Garth Brooks is an utter sellout.

The black-hatted crooner's rare return to the concert stage has proven one incredibly tough ticket, with all nine scheduled shows selling out in less than two hours.

To mark the release of his Ultimate Hits on Nov. 6, the semiretired "Friends in Low Places" singer initially agreed to headline a single concert at the Sprint Center in Kansas City, Missouri, with wife Trisha Yearwood singing shotgun.

But tickets to that first show, set for Nov. 5, were snapped up in four minutes on Saturday, prompting Brooks to add eight more shows, Nov. 6-12 and 14. Those shows, too, quickly sold out—some 160,000 seats in all.

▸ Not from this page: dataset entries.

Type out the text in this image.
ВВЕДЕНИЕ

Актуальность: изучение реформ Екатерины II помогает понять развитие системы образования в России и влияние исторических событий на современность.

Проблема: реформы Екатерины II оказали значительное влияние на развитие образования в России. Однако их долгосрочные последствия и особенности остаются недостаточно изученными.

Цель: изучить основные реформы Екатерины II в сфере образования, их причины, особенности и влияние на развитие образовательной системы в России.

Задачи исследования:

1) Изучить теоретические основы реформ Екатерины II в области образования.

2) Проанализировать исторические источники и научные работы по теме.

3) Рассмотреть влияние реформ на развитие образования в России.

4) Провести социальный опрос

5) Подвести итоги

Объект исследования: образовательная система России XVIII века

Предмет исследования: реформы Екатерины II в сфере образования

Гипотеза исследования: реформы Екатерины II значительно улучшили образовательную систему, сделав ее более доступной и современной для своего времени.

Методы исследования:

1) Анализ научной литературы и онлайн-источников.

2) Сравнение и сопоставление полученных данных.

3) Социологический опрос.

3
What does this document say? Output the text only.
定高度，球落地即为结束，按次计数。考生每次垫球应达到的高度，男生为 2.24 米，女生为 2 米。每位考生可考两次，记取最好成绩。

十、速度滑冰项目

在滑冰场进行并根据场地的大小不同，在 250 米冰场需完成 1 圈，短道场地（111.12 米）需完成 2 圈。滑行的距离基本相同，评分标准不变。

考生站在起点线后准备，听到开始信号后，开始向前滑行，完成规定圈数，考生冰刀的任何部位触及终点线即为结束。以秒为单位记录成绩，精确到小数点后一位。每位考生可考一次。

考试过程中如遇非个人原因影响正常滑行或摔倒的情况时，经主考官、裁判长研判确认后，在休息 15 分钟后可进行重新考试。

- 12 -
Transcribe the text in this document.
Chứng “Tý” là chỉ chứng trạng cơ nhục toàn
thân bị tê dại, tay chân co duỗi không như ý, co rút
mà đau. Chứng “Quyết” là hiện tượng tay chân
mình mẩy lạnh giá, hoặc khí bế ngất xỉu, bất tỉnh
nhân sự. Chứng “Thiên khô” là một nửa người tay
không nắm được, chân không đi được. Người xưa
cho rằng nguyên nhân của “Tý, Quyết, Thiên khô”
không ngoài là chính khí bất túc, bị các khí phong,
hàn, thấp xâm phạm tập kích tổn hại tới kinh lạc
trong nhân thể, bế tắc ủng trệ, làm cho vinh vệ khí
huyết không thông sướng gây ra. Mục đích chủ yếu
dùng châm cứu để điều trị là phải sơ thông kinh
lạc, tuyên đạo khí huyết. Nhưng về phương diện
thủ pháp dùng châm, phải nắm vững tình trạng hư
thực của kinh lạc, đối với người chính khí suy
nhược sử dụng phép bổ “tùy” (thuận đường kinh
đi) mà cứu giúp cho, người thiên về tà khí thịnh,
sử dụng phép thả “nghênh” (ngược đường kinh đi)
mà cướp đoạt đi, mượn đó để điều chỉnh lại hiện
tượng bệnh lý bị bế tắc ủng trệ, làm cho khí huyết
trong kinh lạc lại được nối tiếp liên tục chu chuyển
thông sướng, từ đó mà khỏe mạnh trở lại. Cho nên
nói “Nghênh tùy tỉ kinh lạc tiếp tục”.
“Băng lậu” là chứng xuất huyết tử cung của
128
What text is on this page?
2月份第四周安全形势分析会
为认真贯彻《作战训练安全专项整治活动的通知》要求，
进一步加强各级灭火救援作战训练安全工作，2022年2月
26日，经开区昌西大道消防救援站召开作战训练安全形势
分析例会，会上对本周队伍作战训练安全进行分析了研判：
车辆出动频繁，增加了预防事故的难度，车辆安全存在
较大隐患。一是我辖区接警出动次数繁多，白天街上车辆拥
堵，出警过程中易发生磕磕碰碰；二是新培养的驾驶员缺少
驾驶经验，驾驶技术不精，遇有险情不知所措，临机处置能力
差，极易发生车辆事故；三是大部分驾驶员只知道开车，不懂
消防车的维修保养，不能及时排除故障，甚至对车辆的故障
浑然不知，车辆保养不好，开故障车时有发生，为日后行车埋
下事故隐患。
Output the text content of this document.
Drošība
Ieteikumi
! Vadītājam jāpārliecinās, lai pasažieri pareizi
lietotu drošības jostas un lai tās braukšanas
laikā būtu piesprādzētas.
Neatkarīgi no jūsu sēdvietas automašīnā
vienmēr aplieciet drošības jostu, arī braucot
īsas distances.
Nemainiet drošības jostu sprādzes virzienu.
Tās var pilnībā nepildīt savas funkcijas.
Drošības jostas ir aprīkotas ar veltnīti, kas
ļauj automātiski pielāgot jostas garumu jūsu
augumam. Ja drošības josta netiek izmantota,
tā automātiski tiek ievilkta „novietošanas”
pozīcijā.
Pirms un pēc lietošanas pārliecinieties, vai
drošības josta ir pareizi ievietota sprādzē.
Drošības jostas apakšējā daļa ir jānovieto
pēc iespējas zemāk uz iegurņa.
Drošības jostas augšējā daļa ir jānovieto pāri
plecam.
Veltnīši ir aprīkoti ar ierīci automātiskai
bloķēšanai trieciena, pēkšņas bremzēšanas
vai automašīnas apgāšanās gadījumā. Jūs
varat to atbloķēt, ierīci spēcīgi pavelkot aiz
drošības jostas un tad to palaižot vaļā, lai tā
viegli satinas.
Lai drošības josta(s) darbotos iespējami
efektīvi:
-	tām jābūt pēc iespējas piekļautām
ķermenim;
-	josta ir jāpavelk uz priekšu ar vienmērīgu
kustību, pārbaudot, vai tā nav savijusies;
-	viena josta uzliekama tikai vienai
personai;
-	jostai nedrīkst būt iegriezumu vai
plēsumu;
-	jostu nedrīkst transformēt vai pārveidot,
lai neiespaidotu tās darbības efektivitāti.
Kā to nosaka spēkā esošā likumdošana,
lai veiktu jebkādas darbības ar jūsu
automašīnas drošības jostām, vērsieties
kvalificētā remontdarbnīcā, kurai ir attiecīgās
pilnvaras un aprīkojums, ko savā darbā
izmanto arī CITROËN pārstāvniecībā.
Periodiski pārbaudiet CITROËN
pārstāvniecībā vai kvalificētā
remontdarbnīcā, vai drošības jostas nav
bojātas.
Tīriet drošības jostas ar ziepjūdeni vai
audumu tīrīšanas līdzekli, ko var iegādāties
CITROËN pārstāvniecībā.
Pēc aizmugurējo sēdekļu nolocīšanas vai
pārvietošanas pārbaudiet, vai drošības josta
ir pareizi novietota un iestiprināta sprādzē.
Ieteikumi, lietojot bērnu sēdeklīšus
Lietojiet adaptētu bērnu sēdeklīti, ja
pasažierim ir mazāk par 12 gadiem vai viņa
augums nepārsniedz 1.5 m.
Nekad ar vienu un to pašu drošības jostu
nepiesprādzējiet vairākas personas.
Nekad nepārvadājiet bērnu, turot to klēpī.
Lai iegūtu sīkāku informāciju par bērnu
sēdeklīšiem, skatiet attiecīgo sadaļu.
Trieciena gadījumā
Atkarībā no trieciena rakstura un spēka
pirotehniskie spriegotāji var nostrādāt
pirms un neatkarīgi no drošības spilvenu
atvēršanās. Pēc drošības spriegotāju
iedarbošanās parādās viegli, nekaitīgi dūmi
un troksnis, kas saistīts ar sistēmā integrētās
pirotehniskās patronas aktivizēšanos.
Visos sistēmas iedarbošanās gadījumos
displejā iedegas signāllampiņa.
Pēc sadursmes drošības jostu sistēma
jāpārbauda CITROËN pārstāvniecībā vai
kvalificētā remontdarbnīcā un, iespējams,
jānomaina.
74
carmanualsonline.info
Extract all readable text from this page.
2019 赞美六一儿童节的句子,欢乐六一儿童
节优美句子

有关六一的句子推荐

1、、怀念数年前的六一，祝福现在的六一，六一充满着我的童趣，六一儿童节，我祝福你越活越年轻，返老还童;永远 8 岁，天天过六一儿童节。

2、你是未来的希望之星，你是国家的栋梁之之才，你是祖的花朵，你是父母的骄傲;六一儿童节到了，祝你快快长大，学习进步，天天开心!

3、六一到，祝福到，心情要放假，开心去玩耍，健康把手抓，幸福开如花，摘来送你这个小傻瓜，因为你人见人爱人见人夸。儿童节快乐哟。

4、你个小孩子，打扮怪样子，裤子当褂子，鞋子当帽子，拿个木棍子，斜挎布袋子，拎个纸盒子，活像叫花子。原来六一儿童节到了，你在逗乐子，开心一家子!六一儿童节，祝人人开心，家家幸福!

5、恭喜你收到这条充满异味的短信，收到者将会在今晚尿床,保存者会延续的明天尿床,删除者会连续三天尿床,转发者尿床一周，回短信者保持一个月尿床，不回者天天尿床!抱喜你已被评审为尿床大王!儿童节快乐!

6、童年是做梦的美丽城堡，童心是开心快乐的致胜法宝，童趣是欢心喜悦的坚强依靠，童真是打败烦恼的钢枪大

"For the first time in my life I'm speechless," Brooks quipped to the concert trade magazine Pollstar.

Save the occasional benefit appearance—like his duet with Yearwood at a 2005 Hurricane Katrina benefit, a performance at the Grand Ole Opry's 80th birthday bash and last summer's Live Earth concert in Washington, D.C.—Brooks has been MIA from the concert circuit for the past seven years.

His last major tour was a three-year trek in support of 1997's Sevens. That road show raked in $105 million in ticket sales and was the first $100 million-grossing tour in the U.S.—an even more impressive feat considering Brooks intentionally kept prices at just $20 a ducat.

Brooks, the bestselling solo artist of all time, with more than 100 million albums sold in the U.S., announced in 2000 he was taking time off from recording and performing to devote himself to raising his three young daughters in Oklahoma.

But lately, he's been flirting with a comeback.

In August, the entertainer denied reports that he was considering a tour in support of his new greatest hits boxed set, stating he had no intention of hitting the road until his youngest daughter graduated high school in 2015.

However, the two-time Grammy winner did hint he may play the odd show.

Indeed, following his nine-night stand in Kansas City, Brooks has confirmed plans to join fellow country stars Reba McEntire, Toby Keith, Vince Gill and Carrie Underwood for a Nov. 16 concert dubbed the Oklahoma Centennial Spectacular, which also will include the Flaming Lips and Amy Grant.

Ultimate Hits will feature four new cuts cowritten by Brooks, as well as a duet with Huey Lewis on the latter's 1982 hit "Workin' for a Livin'." The 34-track, three-disc box set will also include a DVD of videos and is being released on the country star's own Pearl Records with Yearwood's label, Big Machine Records, handling promotional duties. The first single, "More Than a Memory," was released to radio stations last month.